Mais il faut se poser la question : pourquoi l’injure et le mépris sont-ils d’un usage tellement systématique dans les médias et le monde politique ? L’humiliation de l’adversaire ne devrait pas être,n en démocratie, une pratique banale.

 

© Serge Ruscram, 15-07-2015
Utilisation possible, sous réserve de mentionner l’auteur et l’URL du blog.

[1] Bertrand Badie, Le Temps des humiliés.
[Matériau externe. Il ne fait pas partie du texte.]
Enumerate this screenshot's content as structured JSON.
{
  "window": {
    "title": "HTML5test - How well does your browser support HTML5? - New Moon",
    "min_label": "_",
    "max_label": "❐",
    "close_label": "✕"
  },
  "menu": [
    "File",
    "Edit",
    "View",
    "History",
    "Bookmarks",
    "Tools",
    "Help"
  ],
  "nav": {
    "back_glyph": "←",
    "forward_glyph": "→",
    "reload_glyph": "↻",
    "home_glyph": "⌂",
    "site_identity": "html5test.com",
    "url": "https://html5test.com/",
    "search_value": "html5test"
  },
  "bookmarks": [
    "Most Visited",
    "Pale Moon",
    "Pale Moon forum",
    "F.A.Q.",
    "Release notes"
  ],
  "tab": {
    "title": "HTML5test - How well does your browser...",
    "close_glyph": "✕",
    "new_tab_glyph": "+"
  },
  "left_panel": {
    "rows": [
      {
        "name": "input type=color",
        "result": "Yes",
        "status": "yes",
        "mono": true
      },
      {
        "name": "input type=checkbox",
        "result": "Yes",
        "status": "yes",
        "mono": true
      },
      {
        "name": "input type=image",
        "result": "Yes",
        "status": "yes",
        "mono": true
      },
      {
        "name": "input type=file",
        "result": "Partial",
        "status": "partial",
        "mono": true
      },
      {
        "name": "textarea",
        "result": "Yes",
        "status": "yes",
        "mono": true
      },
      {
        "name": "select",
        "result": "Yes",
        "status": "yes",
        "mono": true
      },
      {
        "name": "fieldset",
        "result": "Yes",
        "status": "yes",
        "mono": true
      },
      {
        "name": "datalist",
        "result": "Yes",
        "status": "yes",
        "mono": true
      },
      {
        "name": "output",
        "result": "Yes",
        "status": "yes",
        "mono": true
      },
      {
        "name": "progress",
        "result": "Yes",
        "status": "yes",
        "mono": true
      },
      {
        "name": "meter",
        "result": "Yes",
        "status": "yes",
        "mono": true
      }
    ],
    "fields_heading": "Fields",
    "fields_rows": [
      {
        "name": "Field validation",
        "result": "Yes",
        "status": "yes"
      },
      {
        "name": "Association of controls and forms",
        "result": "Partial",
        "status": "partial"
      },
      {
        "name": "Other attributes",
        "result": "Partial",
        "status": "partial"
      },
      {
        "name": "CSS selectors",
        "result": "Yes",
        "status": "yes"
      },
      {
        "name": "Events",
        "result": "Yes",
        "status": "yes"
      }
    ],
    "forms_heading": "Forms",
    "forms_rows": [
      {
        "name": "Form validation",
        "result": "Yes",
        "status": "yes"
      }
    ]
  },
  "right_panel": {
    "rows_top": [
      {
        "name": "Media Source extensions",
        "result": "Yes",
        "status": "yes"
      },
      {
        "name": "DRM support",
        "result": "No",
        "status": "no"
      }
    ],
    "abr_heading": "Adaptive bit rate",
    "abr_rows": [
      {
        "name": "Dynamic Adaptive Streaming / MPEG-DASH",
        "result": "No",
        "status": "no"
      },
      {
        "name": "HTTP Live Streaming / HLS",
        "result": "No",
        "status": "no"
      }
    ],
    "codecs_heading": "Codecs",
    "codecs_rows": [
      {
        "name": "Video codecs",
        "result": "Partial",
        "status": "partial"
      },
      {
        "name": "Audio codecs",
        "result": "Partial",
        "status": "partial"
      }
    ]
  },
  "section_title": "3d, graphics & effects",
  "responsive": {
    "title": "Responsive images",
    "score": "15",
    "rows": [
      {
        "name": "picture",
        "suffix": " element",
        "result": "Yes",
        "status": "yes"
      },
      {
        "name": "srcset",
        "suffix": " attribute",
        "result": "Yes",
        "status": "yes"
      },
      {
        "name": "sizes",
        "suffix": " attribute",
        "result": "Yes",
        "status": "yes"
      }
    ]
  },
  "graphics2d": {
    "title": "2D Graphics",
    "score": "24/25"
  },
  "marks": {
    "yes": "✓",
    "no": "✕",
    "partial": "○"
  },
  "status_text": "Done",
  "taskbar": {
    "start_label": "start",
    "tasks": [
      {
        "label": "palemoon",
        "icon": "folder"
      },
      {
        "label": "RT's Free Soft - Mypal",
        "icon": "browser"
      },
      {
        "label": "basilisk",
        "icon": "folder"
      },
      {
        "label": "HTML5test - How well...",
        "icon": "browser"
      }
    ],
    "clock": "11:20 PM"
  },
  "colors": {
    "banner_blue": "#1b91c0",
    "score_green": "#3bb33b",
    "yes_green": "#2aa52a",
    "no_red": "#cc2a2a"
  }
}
Pathologie des relations internationales, Odile Jacob, 2014

[2] Ici comme dans la suite de l’article, c’est moi qui souligne.

[3] C’est l’euphémisme qui remplace désormais l’expression « la troïka » pour désigner les créanciers de la Grèce : le FMI, l’Union européenne et la Banque centrale européenne.
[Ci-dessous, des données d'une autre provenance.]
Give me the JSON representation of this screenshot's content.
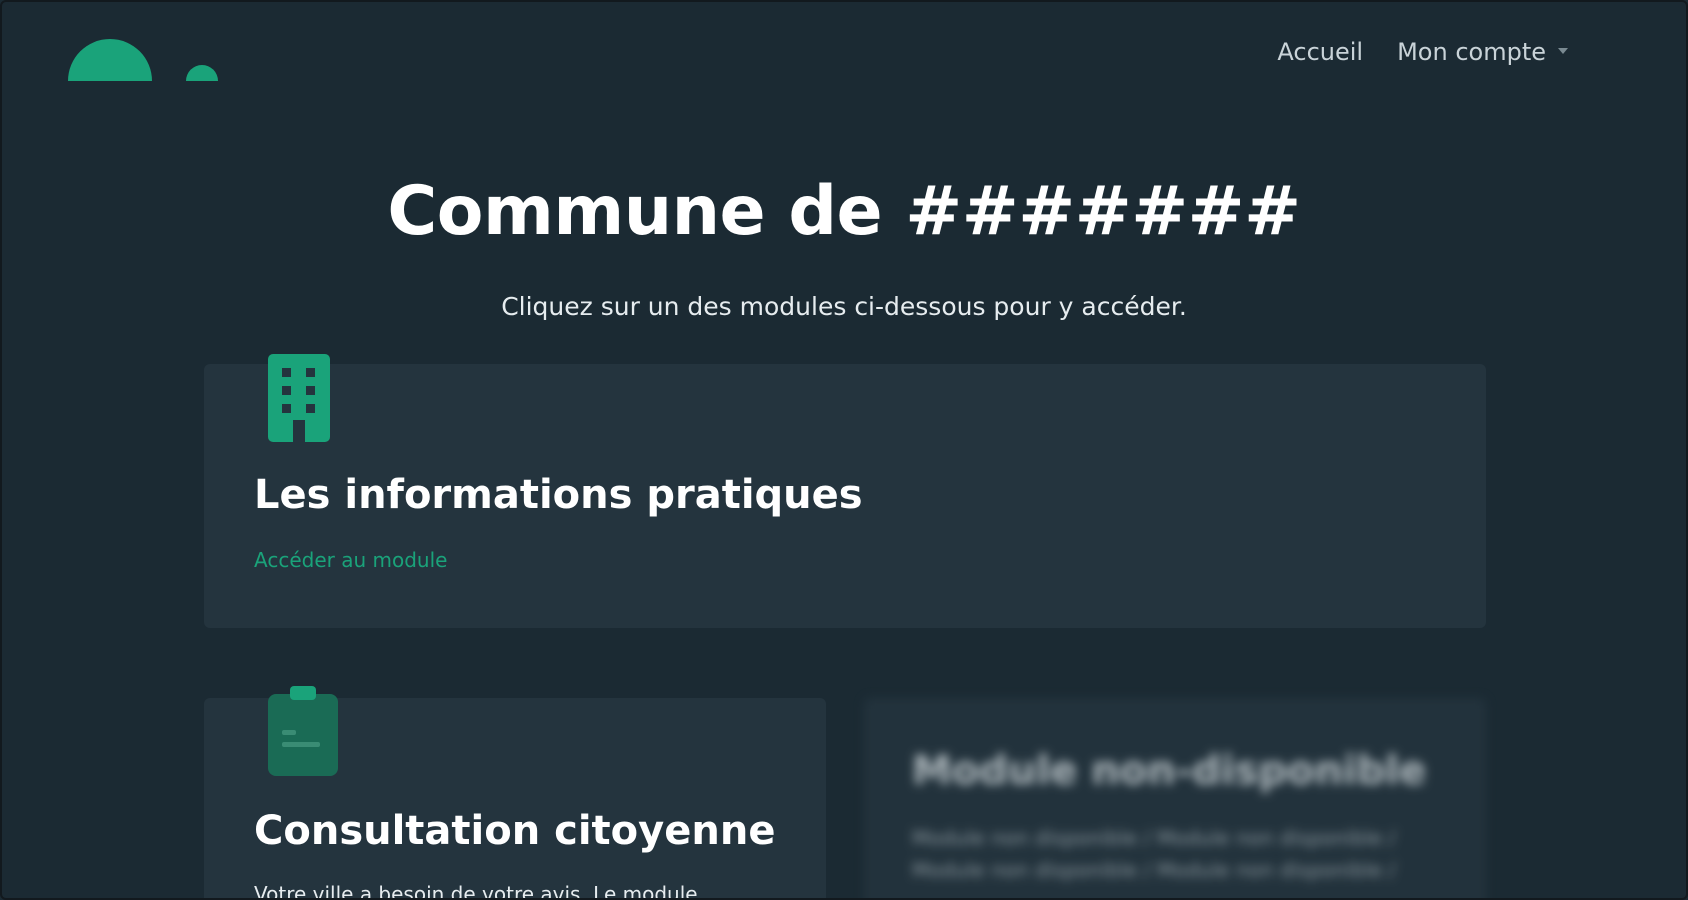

[4] Christine Lagarde a été mise en examen le 27-08-2014 par les magistrats de la commission d’instruction de la cour de justice de la République (CJR) dans le cadre de l’affaire Tapie-Crédit Lyonnais, pour « négligence d’une personne dépositaire de l’autorité publique » dans le cadre de la décision de saisir un tribunal arbitral pour régler le contentieux entre Bernard Tapie et le consortium de réalisation (CDR). Le CDR est la structure de défaisance créée par l’État en 1995 dans l’affaire du Crédit lyonnais. Ch. Lagarde affirme que cette décision a été signée de son nom par son directeur de cabinet, Stéphane Richard, avec une « griffe » (machine à signer), sans qu’elle se souvienne avoir été informée de son contenu, et qu’elle n’avait pas suivi en détail cette affaire (source : LeMonde.fr du 27-08-2014). Si c’est le cas, elle choisit bien mal ses collaborateurs, ce qui, pour un ministre, me paraît une faute professionnelle grave. Espérons qu’elle a progressé depuis qu’elle est présidente du FMI. Cet arbitrage, qui a abouti à un paiement de plus de 400 M€ à Bernard Tapie, a été annulé le 17-02-2015 par la cour d’appel de Paris (qui a ordonné « la rétractation de la sentence arbitrale »).

[5] J.-M. Colombani, qui a présidé aux destinées du journal Le Monde, de 1994 à 2007, comme directeur puis comme président du directoire, est depuis 2008 président d’E2J2, société éditrice de Slate.fr.

[6] Pour plus de détails sur le TCE, on peut se reporter à l’article « À propos des institutions de l’Union européenne… » de ce blog. L’Union européenne était passée de 15 à 25 États en 2004 ; elle en compte actuellement 28. Les institutions européennes fonctionnaient déjà mal à 15, et l’élargissement à 25 avait été fait avant qu’elles soient modifiées. La procédure de modification à 25 était d’une complexité extrême, ce qui a abouti à un projet de traité extrêmement complexe, et inefficace en cas de crise. Malgré le rejet de la ratification du projet de TCE par referendum en France et aux Pays-Bas, le traité de Lisbonne, qui ressemble étrangement au projet de TCE, a finalement été promulgué en 2007. La France a ratifié ce traité par un vote du Parlement, qui contredisait le résultat du referendum.